= Miloš Sádlo =

Czech cellist

Miloš Sádlo (13 April 1912 – 14 October 2003), was a Czech cellist born in Prague.

==Life==
Born Miloš Bláha, later Miloš Zátvrzský after his step-father. He started his musical education by playing violin when he was 8 years old. At 15 he switched to cello and began his studies with Karel Pravoslav Sádlo. After studying for 10 hours every day for 3 years he was invited to play cello concertos of Jaroslav Řídký and Antonín Dvořák with Czech Philharmonic. Around this time Zátvrzský took the name Sádlo after his teacher. In 1931 he joined the Prague Quartet, and went to UK tour with them in 1932. They made a highly praised recording of Dvořák's String Quartet No. 13. Next year Sádlo quit the quartet to focus on his solo career.

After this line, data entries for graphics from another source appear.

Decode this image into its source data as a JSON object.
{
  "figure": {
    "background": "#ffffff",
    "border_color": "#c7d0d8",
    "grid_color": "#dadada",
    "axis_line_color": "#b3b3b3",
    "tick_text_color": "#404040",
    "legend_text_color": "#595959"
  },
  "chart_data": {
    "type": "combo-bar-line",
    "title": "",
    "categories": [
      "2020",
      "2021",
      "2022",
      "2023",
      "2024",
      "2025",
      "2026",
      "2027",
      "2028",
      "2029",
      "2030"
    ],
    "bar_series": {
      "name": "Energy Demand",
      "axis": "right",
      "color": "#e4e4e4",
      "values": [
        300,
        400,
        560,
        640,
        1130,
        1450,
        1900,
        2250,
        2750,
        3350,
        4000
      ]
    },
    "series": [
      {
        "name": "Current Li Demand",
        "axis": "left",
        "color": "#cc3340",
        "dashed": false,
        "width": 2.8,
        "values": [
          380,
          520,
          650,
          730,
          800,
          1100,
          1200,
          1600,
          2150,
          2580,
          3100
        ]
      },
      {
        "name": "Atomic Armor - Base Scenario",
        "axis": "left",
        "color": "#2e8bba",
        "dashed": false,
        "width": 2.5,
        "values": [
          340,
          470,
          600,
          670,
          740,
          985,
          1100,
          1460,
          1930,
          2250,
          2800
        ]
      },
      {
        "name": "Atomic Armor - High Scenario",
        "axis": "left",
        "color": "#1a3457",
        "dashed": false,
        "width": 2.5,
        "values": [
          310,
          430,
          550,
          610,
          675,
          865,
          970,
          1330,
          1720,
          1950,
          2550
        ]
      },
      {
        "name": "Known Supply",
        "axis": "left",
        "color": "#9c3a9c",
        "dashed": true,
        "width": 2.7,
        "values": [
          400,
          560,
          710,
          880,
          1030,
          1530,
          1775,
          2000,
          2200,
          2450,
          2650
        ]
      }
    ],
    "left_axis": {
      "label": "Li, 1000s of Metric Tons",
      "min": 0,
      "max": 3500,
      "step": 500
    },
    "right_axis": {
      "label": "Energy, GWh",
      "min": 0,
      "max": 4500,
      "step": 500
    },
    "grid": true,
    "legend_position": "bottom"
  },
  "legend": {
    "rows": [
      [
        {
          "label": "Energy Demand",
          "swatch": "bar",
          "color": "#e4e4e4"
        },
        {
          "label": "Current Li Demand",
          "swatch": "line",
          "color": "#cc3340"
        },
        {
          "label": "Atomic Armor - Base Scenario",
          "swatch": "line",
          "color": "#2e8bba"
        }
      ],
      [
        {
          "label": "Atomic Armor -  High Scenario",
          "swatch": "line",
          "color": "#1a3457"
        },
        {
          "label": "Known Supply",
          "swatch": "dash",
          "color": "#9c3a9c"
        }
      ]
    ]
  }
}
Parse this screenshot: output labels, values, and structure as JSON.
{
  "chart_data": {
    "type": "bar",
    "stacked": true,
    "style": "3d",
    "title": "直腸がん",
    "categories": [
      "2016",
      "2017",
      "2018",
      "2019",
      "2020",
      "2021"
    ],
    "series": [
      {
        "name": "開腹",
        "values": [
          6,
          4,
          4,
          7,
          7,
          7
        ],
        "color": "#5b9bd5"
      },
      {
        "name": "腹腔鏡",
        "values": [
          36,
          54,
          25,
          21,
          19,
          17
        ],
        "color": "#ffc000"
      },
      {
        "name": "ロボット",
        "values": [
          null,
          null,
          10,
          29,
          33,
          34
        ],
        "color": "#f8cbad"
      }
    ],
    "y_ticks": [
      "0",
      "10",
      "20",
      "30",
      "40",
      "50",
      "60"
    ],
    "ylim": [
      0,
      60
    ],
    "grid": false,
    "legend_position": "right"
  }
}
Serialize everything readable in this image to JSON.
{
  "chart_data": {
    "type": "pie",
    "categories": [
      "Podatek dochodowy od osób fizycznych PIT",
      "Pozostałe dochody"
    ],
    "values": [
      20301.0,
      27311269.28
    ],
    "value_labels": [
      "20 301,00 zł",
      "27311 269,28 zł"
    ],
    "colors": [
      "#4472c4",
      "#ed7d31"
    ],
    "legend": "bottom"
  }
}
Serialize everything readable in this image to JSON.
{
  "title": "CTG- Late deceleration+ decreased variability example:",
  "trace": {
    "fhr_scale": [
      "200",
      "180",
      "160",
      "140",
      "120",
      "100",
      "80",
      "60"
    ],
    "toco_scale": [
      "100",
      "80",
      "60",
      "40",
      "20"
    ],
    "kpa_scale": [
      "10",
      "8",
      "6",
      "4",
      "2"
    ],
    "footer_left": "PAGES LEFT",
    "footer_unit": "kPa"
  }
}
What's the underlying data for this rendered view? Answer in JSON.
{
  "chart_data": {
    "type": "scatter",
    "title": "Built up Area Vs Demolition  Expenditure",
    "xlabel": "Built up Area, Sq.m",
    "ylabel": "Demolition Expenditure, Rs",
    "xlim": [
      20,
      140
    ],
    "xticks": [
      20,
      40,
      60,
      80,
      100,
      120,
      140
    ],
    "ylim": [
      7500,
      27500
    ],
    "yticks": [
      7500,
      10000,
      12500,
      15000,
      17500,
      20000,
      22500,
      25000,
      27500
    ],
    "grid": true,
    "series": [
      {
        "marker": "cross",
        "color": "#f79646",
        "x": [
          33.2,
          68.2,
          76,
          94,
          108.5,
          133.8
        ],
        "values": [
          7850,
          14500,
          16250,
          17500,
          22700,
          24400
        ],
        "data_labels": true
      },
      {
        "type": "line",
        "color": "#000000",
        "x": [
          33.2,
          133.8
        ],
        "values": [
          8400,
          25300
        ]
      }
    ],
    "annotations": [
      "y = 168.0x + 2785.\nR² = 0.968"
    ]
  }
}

In 1947 he recorded Shostakovich's Piano trio in E-minor with violinist David Oistrakh and the composer himself on the piano. In 1955 Sádlo spent six months in Prades, France, studying with Pablo Casals. At various points of his life he was a member of the Czech Trio, Suk Trio, Prague Trio and the Prague Chamber Trio. After meeting Bohuslav Martinů through Rafael Kubelík he premiered the revised version of Martinů's Cello Concerto No. 1. Sádlo also premiered works by Viktor Kalabis (1952), Ivan Řezáč (1963), Vladimír Sommer (1981) and Martin Smolka (1982).

Sádlo taught violoncello at Prague Academy for Music, Indiana University, and the University of San Diego in California.

On 19 May 1962 he premiered the newly discovered Joseph Haydn's Cello Concerto No. 1 in C major with Czechoslovak Radio Symphony Orchestra conducted by Sir Charles Mackerras.

In 1989 he played as a guest artist in Zoltan Rozsnyai's orchestra of United States International University (USIU) in San Diego.